Vous êtes malheureuse, n'est-ce pas?
Ich sehe es, ich sehe es; Sie brauchen mir nichts zu erzählen; aber befragen Sie auch mich nicht!
Nous sommes tous malheureux; mais il faut les pardonner tous. Pardonnons, Lise,
und wir werden für unser ganzes Leben frei sein. Um sich mit der Welt abzufinden und völlig frei zu werden,
il faut pardonner, pardonner et pardonner!«
    »Aber warum fallen Sie auf die Knie?«
    »Weil ich, bei meinem Abschiede von der Welt, in Ihrer Person auch von meiner ganzen Vergangenheit Abschied nehmen will!« Er fing an zu weinen und führte ihre beiden Hände an seine tränenfeuchten Augen. »Ich knie nieder vor allem, was in meinem Leben schön war, küsse es und danke ihm!

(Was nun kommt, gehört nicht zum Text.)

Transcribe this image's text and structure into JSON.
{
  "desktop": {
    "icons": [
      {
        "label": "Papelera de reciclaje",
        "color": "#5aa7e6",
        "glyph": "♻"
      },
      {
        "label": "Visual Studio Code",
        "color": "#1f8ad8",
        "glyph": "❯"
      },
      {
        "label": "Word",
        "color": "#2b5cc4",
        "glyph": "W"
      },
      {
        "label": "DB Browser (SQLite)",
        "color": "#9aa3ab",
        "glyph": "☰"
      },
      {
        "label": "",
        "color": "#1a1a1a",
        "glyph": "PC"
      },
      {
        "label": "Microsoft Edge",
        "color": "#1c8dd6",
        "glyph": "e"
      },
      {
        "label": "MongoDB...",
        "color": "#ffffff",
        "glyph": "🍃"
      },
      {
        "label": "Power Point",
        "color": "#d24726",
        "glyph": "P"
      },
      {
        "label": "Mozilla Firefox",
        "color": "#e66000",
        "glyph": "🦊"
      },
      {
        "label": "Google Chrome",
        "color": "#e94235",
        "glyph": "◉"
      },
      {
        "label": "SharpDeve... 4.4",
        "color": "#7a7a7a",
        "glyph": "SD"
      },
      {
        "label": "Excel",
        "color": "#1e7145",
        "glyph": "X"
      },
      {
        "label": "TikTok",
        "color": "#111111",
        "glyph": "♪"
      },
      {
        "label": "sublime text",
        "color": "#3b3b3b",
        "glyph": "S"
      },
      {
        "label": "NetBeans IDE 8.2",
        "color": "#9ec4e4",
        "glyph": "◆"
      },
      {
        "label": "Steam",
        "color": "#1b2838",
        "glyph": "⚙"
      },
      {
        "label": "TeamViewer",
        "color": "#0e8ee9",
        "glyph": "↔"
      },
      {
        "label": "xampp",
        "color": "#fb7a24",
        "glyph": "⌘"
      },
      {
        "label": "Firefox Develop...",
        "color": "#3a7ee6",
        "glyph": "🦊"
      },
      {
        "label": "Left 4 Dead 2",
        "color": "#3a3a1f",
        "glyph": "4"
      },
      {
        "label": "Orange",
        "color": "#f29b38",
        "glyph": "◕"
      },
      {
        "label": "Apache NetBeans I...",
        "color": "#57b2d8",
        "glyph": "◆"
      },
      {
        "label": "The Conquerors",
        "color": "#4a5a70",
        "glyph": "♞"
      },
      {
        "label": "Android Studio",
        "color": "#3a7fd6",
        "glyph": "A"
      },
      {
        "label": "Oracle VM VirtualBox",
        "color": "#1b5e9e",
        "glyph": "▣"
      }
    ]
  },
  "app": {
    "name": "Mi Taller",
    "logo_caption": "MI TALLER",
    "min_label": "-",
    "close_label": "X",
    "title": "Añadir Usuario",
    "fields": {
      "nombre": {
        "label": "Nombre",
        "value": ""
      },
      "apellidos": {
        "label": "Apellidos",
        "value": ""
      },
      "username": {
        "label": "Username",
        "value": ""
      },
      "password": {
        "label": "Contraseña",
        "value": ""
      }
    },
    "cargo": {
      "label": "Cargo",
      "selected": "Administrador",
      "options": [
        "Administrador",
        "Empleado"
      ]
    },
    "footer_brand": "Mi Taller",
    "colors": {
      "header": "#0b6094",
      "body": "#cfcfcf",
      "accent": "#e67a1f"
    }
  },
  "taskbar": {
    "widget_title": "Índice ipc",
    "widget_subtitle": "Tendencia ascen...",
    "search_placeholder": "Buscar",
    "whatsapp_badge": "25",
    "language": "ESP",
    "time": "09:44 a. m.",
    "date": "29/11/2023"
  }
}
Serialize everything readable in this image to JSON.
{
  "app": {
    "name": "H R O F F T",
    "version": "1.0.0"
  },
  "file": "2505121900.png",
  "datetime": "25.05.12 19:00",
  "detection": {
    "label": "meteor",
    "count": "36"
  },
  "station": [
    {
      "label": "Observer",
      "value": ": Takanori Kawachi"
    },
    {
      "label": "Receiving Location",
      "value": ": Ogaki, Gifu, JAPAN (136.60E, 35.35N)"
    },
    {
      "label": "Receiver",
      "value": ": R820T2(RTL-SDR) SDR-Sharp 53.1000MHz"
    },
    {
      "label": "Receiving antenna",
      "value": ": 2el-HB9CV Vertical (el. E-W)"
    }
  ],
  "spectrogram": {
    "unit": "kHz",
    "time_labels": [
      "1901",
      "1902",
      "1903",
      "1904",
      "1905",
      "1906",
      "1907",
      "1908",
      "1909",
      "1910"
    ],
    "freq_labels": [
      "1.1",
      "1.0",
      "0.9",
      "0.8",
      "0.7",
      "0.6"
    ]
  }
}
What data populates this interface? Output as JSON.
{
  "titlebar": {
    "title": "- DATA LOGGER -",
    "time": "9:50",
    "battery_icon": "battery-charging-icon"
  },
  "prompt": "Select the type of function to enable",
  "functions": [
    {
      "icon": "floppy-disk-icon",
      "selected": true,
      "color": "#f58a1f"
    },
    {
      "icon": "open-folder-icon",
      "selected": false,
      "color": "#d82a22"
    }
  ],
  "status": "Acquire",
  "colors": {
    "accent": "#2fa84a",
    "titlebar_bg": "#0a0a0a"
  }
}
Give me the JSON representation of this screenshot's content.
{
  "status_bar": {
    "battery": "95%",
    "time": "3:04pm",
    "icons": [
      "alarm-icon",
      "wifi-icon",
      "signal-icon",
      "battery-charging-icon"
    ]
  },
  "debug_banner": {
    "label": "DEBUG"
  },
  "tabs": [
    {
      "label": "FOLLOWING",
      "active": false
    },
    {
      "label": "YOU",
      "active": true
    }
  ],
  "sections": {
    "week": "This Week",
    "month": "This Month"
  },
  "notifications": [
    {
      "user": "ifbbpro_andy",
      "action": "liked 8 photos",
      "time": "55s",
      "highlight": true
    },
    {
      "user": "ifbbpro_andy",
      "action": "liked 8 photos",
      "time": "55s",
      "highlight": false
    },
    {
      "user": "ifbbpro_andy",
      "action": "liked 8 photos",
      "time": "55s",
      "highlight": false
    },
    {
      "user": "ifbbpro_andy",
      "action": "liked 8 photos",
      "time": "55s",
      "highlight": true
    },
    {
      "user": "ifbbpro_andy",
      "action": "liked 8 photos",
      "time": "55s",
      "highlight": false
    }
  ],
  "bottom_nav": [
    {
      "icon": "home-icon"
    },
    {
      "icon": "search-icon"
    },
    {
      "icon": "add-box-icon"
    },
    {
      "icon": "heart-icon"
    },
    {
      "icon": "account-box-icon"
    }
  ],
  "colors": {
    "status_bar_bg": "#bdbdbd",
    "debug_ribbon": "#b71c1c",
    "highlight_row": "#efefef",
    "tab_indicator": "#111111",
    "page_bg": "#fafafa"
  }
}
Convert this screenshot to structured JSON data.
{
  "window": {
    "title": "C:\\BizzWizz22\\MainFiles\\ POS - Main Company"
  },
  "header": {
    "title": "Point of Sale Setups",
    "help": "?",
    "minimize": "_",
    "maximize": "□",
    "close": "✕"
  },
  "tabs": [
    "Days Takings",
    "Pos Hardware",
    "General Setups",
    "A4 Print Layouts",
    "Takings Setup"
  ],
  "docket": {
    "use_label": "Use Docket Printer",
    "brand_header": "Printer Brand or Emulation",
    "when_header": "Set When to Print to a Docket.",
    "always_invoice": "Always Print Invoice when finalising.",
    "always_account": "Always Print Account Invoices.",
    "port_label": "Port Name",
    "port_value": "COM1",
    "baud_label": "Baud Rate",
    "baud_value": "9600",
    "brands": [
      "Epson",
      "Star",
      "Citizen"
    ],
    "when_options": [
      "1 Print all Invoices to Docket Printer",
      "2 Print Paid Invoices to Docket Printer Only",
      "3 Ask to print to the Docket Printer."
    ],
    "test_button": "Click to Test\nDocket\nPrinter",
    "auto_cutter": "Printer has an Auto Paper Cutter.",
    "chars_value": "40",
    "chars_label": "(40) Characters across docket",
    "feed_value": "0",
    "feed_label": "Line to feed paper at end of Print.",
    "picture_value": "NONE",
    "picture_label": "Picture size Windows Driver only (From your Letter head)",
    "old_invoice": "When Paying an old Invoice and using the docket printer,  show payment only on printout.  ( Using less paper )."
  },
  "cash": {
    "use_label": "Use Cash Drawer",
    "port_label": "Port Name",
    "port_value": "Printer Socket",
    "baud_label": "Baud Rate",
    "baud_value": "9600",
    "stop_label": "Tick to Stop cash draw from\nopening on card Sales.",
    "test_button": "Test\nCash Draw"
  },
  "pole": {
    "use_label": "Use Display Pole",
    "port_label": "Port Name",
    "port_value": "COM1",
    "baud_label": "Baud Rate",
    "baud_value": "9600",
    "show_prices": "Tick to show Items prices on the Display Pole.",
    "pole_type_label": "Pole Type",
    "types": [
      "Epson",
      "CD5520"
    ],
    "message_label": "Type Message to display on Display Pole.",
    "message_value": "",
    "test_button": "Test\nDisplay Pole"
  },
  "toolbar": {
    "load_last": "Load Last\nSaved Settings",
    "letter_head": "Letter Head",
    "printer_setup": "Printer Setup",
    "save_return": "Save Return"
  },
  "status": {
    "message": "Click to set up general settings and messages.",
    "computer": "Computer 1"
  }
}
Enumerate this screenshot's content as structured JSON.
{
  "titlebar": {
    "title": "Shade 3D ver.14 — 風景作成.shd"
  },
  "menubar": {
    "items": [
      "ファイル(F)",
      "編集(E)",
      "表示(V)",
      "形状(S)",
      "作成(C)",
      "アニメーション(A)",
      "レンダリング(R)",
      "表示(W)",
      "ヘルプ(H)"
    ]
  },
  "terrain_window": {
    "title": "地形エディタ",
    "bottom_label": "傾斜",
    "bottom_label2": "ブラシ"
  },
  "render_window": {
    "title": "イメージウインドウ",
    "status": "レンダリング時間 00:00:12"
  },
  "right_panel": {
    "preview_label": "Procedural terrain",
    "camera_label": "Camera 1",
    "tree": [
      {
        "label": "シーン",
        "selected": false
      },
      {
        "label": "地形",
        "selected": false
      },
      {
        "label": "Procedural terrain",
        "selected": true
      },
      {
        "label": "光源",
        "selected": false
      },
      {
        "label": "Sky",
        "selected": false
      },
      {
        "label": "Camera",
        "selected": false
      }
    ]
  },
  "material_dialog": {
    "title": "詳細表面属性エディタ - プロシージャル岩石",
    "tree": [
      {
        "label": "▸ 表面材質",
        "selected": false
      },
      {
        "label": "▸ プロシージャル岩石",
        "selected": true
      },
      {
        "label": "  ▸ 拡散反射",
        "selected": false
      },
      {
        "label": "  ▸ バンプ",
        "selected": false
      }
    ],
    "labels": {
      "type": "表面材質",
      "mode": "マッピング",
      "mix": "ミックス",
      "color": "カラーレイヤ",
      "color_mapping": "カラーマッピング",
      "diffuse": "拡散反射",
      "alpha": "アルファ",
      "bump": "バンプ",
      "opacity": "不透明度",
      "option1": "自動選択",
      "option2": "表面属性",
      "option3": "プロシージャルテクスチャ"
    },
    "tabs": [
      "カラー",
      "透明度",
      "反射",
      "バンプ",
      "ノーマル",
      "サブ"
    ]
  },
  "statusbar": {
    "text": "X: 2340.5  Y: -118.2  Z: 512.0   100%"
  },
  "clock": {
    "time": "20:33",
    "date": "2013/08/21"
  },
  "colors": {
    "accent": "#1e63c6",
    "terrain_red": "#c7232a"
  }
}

Jetzt habe ich mich in zwei Hälften auseinandergeschlagen: dort ist der sinnlose Tor, der davon träumte, in den Himmel zu fliegen,
vingt-deux ans!
Hier ein niedergebeugter, durchfrorener alter Hauslehrer ...
chez ce marchand, s'il existe pourtant ce marchand
... Aber wie durchnäßt Sie sind,
Lise!
« rief er und sprang auf die Füße, da er fühlte, daß auch seine Knie auf der nassen Erde feucht wurden. »Und wie ist es möglich: Sie in einem solchen Kleide? ... Und zu Fuß ... und auf freiem Felde? ... Sie weinen?
Vous êtes malheureuse?
Ach ja, ich habe etwas gehört ... Aber woher kommen Sie jetzt?« fragte er hastig mit ängstlicher Miene und betrachtete mit tiefem Staunen Mawriki Nikolajewitsch;
»mais savez-vous l'heure qu'il est?«
    »Stepan Trofimowitsch, haben Sie etwas über Leute gehört, die dort ermordet sein sollen? ... Ist das wahr? Ist das wahr?«
    »Diese Menschen! Ich habe die Brandröte ihrer Taten die ganze Nacht über gesehen. Zu einem solchen Ende mußte ihr Tun notwendig führen ...« (Seine Augen begannen wieder zu funkeln.) »Ich flüchte hinweg aus den Wahnvorstellungen eines Fiebertraumes; ich flüchte, um Rußland zu suchen;
existe-t-elle la Russie? Bah, c'est vous, cher capitaine!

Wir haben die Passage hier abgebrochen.